A native of the Moselle region, Pierre Bardou, of the surroundings of Metz, factory worker, opened his door, at the beginning of October, around five hours of the morning, to go to his work when he was not little surprised to see in front of him... a pretty junior clerk dressed in y cassock (fallen from the moon in a flying saucer) who sang with his crystalline voice for him, the very well known tune:

"-Au clair de la lune [in the moonlight],
Mon gentil Pierrot, [my sweet Pierrot]
Prête-moi ta plume [lend me your pen]
Pour écrire un mot [to write a note]. Dans ma sphère volante [in my flying sphere]
Je suis effondré. [I am devastated]
J'écris à ma tante [I write to my aunt]
Que j'suis enterré! [that I'm buried in the ground]...

The small moony disappeared, and the native of the Moselle region faints with stupor!
New geography: But around Marseilles! [?]
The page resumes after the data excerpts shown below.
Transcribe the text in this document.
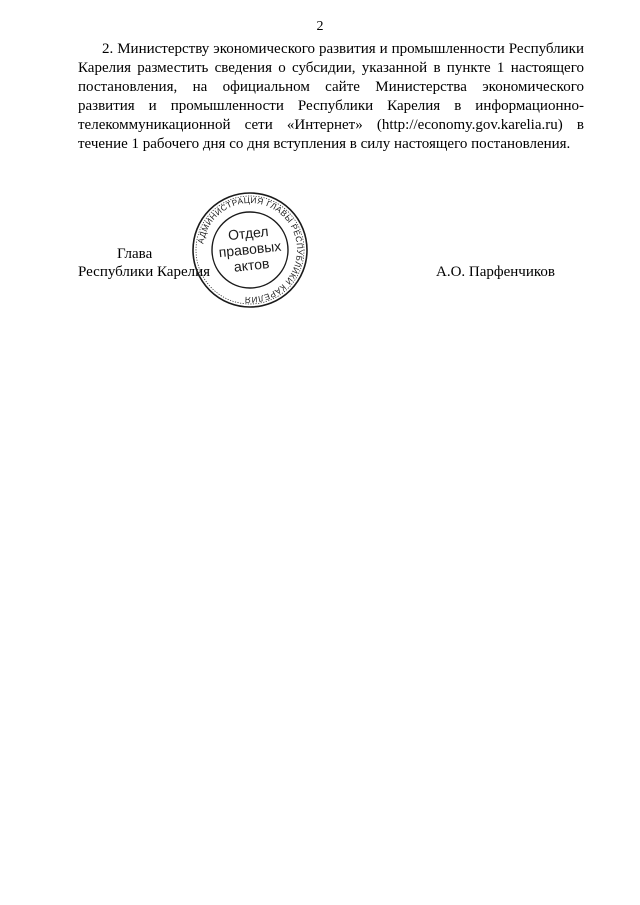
2

2. Министерству экономического развития и промышленности Республики Карелия разместить сведения о субсидии, указанной в пункте 1 настоящего постановления, на официальном сайте Министерства экономического развития и промышленности Республики Карелия в информационно-телекоммуникационной сети «Интернет» (http://economy.gov.karelia.ru) в течение 1 рабочего дня со дня вступления в силу настоящего постановления.

Глава
Республики Карелия	А.О. Парфенчиков
АДМИНИСТРАЦИЯ ГЛАВЫ РЕСПУБЛИКИ КАРЕЛИЯ
Отдел
правовых
актов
Conclusion. -- There are certainly occasional observers who look at, admire, and see things approaching possible luminous realities.

But there are other who certainly see with closed eyes, in order to better utter all the conceptions of their imagination and their tartarinesques jokes. Here is the summary of all [not] stories of flying saucers, the ones probable [certainly], other completion imaginary [certainly].

What is it then? [discussion coming after the conclusion.] What can be the base of the true luminous discs - whether they bear a name or another - which seem to appear during the night [not] at various times?

Read well. There is above our heads an immense vault [not] called the heavens.

This firmament is strewn with stars, planets and stars ['astres' and 'étoiles', he wrote. Of course astres is just a synonyme of étoiles, hence "stars and stars"].

The stars are enormous celestial luminous bodies [!], which photography gives us an idea of. But the word stars also refers to luminous elements in the firmament. It is even said of the Moon:

"And the star of the night
Which weak rays guide us in the shade."

(C. Delavigne)

But one says more scientifically [!] of the sun:

"On the waters agitated by the winds and the storm,
the shining star of the day does not paint its image."


The planets are celestial bodies which do not have their own light, receiving it from the sun around of which they revolve [Certainly].

The eight large planets visible with the naked eye are, starting from the Sun: Mercury, Venus, Earth, Mars, Jupiter, Saturn, Uranus and Neptune [The Abbot speaks the truth.] There is a also certain number of secondary planets.

The stars, contrary to the planets, are fixed stars, which shine of their own light: Sirius is one of most brilliant among the stars which can, in their turn, like the sun, be the center of other planetary systems. Their number is indefinite [Indeed; there is more than 100 000 000 000 stars in our galaxy].